II Domingo de Navidad
Por: Paky Lillo. IS. Vita et Pax in CJ. Madrid
Textos Litúrgicos:
Eclo 24, 1-2.8-12
Sal 147
Ef 1, 3-6.15-18
Jn 1, 1-18
“Di*s No Se Quedó Lejos”
Señor Jesús,
Palabra hecha carne,
gracias por no quedarte lejos.
Gracias por entrar en nuestra historia,
en lo sencillo, en lo frágil, en lo humano.
Esa Palabra hecha carne que habitó entre nosotr*s. Es la Palabra de Dios, su sabiduría, su sentido y no sólo aparentó ser humano, sino que asumió la fragilidad, el cansancio, las emociones y el dolor. La Palabra “puso su tienda” entre nosotr*s, Dios no se quedó lejos; se metió en la vida real.
Dios no ama desde lejos, ama desde dentro de la historia humana. No se manifiesta solo en lo extraordinario, sino que lo hace en lo simple, lo cotidiano, lo humano,…
Amar como Jesús es hacerse cercano, no inaccesible o “car* de encontrar”. Jesús habló del amor, pero también lo tocó, lo escuchó y caminó con él entre la gente, porque el amor no es solo intención, es presencia real.

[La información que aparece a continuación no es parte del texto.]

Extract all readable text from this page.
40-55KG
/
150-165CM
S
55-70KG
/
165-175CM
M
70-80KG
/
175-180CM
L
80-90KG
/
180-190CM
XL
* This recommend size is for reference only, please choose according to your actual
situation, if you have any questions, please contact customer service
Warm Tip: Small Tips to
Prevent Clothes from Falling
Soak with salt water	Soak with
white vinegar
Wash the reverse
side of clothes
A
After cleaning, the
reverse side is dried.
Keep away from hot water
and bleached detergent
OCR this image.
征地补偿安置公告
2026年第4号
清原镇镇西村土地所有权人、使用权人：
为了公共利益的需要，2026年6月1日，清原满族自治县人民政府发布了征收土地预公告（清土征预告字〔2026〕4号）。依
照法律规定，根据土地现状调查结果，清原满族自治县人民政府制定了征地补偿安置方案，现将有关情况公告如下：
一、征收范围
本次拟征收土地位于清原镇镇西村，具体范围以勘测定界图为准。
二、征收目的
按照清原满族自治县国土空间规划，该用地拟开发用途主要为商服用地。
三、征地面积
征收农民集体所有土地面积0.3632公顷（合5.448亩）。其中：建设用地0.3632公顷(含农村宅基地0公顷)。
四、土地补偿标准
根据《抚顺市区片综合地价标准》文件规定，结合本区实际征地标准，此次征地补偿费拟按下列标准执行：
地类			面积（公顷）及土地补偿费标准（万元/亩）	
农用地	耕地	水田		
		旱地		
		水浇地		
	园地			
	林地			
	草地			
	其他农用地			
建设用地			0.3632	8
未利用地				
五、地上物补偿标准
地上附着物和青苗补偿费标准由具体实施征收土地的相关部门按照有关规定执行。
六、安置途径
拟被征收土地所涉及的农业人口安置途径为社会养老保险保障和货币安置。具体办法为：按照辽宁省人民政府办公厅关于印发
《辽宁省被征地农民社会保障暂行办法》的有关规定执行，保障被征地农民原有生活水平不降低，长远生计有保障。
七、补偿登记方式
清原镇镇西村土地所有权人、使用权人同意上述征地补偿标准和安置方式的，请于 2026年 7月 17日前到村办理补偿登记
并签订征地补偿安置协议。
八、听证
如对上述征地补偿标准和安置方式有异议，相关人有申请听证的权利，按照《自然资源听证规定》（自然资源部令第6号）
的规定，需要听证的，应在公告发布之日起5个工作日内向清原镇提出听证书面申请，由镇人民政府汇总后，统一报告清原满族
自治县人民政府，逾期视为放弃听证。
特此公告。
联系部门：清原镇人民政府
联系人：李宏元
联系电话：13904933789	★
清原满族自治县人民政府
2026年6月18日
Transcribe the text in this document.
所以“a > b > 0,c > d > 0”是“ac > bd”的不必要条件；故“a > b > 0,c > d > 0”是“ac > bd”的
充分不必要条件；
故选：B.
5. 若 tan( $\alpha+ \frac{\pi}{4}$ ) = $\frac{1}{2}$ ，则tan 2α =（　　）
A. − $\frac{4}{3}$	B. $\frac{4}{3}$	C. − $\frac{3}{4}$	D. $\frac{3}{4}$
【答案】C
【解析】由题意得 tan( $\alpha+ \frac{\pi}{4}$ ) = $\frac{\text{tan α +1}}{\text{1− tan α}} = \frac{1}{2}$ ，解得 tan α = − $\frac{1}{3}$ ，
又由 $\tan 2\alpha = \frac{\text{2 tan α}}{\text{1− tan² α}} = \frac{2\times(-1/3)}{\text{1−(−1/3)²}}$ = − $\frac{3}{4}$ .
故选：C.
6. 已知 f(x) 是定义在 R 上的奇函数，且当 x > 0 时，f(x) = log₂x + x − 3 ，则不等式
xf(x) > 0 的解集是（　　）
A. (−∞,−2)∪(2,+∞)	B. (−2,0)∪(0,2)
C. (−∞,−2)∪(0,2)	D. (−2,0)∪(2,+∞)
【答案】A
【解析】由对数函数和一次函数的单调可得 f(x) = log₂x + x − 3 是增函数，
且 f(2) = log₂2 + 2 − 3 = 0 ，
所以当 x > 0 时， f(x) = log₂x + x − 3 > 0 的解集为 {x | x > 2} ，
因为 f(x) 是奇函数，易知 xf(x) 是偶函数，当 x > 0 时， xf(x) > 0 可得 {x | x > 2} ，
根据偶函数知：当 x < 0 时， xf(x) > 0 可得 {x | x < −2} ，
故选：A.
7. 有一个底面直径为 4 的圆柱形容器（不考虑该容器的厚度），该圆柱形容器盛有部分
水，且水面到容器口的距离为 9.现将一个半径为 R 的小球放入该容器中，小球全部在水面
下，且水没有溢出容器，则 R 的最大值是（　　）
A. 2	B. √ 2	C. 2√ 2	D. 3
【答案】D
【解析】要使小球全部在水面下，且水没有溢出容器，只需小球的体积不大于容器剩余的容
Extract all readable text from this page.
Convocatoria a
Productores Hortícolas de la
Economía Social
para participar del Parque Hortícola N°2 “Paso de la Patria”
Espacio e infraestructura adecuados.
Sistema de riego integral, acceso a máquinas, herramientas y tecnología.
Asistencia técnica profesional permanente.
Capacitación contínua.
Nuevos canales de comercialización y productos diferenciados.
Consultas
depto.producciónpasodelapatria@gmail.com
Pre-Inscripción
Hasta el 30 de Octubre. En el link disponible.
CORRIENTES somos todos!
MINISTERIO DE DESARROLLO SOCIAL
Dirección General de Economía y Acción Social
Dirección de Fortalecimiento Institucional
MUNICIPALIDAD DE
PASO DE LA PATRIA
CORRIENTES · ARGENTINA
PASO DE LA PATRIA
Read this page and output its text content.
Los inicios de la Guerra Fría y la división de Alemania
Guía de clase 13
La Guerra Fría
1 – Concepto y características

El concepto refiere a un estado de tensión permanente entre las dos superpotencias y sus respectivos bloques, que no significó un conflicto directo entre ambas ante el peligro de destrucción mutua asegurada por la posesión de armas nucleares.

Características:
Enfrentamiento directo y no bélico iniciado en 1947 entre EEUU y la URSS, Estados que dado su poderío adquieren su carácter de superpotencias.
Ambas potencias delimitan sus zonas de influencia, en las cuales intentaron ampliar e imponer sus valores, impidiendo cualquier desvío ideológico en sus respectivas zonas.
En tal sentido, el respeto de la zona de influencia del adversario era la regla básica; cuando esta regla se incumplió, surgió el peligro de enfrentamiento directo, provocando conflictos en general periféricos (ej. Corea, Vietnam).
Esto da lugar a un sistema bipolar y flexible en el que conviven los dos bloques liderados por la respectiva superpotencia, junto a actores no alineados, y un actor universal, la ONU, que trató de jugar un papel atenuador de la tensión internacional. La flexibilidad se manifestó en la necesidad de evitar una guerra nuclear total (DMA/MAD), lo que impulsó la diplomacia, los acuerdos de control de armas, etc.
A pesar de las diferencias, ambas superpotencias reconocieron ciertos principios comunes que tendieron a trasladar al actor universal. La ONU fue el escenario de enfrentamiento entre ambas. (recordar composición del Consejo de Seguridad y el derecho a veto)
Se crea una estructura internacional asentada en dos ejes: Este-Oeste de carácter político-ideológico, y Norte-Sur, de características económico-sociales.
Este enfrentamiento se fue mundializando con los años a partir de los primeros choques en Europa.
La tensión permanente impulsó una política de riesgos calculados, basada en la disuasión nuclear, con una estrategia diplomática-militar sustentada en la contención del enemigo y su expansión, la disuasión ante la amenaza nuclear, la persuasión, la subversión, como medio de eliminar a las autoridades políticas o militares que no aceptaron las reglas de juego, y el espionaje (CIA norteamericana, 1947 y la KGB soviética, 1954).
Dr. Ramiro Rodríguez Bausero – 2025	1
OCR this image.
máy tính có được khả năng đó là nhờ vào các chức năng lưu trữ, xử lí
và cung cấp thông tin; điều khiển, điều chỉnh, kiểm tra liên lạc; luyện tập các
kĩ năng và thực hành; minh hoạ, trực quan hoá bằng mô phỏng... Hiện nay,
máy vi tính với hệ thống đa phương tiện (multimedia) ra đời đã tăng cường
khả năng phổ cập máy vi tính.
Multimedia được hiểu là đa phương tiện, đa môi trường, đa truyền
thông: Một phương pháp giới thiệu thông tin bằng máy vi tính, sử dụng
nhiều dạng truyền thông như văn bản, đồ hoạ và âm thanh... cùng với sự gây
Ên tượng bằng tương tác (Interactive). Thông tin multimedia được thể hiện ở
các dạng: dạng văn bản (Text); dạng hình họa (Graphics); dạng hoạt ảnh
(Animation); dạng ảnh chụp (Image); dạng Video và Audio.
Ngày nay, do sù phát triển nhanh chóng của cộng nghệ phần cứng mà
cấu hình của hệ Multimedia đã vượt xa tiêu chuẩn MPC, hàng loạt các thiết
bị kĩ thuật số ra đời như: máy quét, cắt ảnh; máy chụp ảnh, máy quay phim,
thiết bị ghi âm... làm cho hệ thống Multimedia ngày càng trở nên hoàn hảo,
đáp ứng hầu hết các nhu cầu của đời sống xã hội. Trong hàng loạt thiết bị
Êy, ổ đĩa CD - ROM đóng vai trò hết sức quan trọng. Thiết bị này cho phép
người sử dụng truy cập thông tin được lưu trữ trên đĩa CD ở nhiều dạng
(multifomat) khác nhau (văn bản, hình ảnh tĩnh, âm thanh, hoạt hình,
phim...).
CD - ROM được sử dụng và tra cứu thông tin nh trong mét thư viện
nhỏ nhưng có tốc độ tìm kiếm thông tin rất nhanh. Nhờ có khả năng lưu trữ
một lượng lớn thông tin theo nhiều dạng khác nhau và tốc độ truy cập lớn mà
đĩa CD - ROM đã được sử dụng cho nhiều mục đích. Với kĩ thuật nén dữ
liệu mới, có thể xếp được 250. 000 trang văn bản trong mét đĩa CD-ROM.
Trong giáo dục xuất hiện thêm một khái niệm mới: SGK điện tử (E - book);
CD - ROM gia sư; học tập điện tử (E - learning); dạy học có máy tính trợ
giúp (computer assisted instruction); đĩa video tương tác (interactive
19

Dios al hacerse carne nos dice que: “ser humano vale la pena”, porque somos portadores de emociones que son importantes y que nos ayudan a descubrir al otro y compartirlas, de luchas que dignifican la humanidad y crean fraternidad y de historias de vida a través de cuerpos en movimiento, creando un proceso que inspira y nutre las experiencias de otr*s.
Jesús no pasó de largo, se quedó con los pobres, con los que tenían dudas, con los que en su historia de vida sufrían muchas caídas; ¿Por qué? Porque Amar es permanecer, y no desaparecer cuando la cosa se pone difícil o complicada.
Dios se hizo humano para enseñarnos que el amor verdadero no se dice: Se Vive. Se vive cuando eliges comprender antes de juzgar; cuando te haces presente para alguien que sufre, cuando vives la fe con coherencia, no solo con palabras; cuando encarnas valores como el respeto, la verdad, la compasión,…
Realmente cuando el Amor se hace gesto.